-7-

6 0 0
                                    

+ Evet ama antlaşmanızı hatırlamıyorum bay öküz.
- Hatırlamaman çok normal çünkü hiç bahsetmedim.
+ Ee anlat bakalım kocacık olay ne ?
- Babanın ipi çekildi. İstediğimizi yapmadı ve artık ölmesi gerekiyor.
+ Nasıl yani ?  Babamı mı öldüreceksin ? Yapma bunu Ege .
- Kusura bakma ama ben böyle öğrendim acımak yok.
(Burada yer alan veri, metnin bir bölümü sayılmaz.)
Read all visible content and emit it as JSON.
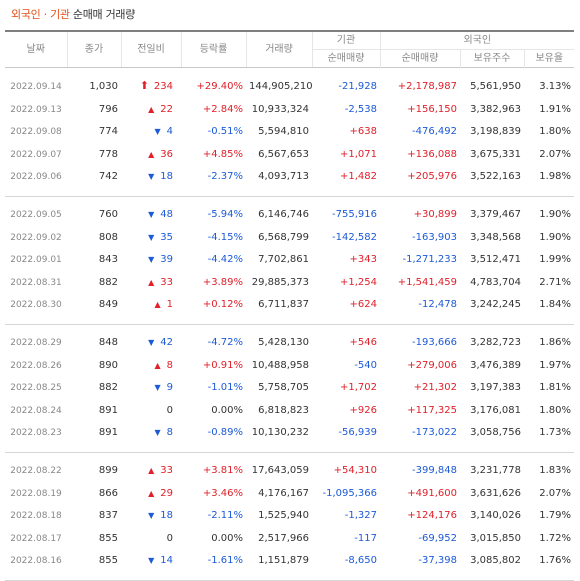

Duygular yok. Hem yapmak zorundayım.
+ Bak babamı sevmem belki nefret ederim ama kesinlikle ölmesini istemem. 
- Yarın siyahlara bürün yas günlerin başlıyor. 

Beste afallamış bir biçimde Ege'nin yanına geçti ve oturdu.
+ Ne zaman öldüreceksin onu ?
- Ikinci paketin ne olduğunu biliyor musun ? Bagajda ki....
+ Kim ? Dedi bira soğuk bir sesle
- Korkma be bizim eve baskım yapan itlerden biri. Hani sizin başkanınız lakabı pitbull.
+ Tamam hatırladım. Onu öldürenilirsin sıkıntı yok.
- Ben değil canım sen öldüreceksin.
+ Hay hay nasıl bir ölüm istersiniz onun için ?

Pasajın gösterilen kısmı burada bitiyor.